二百多人鱼贯而入,沿着大殿东侧排开,南郭平低头抱着竽,混在第三排中间位置。
殿内比闻韶殿还要气派。
地面是青石板,打磨得光亮,两排粗柱上漆着红漆,大殿正中摆着四张案几,案几后面各设一席。
正前方,高出一截的台上,一张案几比下面四张都大。
案几上摆着酒器、食器,映出摇曳的灯火。
上面那个空着,肯定是给齐王留的。
下面四张案几旁已经坐着四人。
最左边一位,五十来岁体态宽厚,坐姿端正。
第二位,四十上下,身形偏瘦。
第三位,年纪最大,头发花白,胡子也白了大半,坐在那里有些驼背,手放在膝盖上,拇指不停搓着食指。

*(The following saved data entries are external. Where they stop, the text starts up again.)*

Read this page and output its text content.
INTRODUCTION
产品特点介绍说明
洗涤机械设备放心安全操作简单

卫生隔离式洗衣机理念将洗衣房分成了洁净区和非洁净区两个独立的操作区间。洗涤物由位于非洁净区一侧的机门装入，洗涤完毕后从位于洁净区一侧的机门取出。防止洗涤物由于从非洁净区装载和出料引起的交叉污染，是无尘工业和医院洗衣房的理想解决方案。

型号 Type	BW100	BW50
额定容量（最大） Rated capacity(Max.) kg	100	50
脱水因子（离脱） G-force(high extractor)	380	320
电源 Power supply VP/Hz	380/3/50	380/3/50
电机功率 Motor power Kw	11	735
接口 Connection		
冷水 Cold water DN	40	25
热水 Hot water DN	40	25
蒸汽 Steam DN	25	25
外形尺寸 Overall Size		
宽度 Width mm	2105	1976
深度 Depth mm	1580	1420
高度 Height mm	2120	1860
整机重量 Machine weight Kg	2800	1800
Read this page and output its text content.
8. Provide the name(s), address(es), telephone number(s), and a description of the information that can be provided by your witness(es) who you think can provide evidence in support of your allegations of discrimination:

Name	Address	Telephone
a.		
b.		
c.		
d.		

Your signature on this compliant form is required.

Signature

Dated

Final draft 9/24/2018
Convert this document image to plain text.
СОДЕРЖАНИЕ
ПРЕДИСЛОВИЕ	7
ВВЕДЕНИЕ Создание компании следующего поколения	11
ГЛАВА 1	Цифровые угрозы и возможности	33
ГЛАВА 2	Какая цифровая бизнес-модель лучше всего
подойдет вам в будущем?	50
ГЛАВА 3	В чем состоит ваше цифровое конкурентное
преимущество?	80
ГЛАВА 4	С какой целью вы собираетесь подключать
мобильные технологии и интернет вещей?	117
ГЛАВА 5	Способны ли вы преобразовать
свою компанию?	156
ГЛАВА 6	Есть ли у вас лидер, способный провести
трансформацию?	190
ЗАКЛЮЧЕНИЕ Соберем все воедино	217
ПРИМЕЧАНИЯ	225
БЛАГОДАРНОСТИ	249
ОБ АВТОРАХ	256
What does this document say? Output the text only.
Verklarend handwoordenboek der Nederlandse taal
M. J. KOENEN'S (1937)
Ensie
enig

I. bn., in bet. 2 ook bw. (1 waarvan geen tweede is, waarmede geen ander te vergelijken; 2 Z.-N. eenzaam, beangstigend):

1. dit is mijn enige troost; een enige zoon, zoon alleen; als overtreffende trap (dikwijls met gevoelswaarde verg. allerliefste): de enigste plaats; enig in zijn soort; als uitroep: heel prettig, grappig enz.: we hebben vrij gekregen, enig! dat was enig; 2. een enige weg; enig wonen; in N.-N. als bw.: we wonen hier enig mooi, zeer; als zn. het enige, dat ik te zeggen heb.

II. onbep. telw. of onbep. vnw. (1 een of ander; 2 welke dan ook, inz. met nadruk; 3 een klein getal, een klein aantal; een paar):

第四位最年轻,三十出头,身量高大,坐在案几后显得局促。
看来这就是那四位国君了。
南郭平站好位置,竽竖在身前,跟旁边人保持一样姿势。
没等太久。
殿门外传来一长串脚步声,甲士先入,分列两侧,齐湣王身后跟着一队华服官员走进大殿。
齐湣王换了身衣袍,头上冕旒玉珠换成金珠,走路时叮当作响。
他登上高台落座,扫了眼下方四人,端起面前酒爵。
“营、鲁、卫、徐四国之地,纵横千里,四国之君,今日毕至,寡人忝为地主,不敢怠慢,诸君,请满饮此爵。”
四人各自端起酒杯,齐声道:“谢齐王。”
声音零零落落,大小不一。
南郭平心里犯嘀咕,他那点贫乏的历史知识里,战国不是七雄争霸吗?哪冒出来的营、鲁、卫、徐?
算了,懒得想,自己命都快没了,管人家几国几霸。
齐湣王饮了酒,放下酒杯,视线转向东侧乐队。
“奏《岱岳为藩》。”
南郭平竖起耳朵。
合奏!
是合奏!
今天活了,又多活一天。
十几名舞姬从殿侧走出,身着曳地长裙,宽大袖子垂在身侧。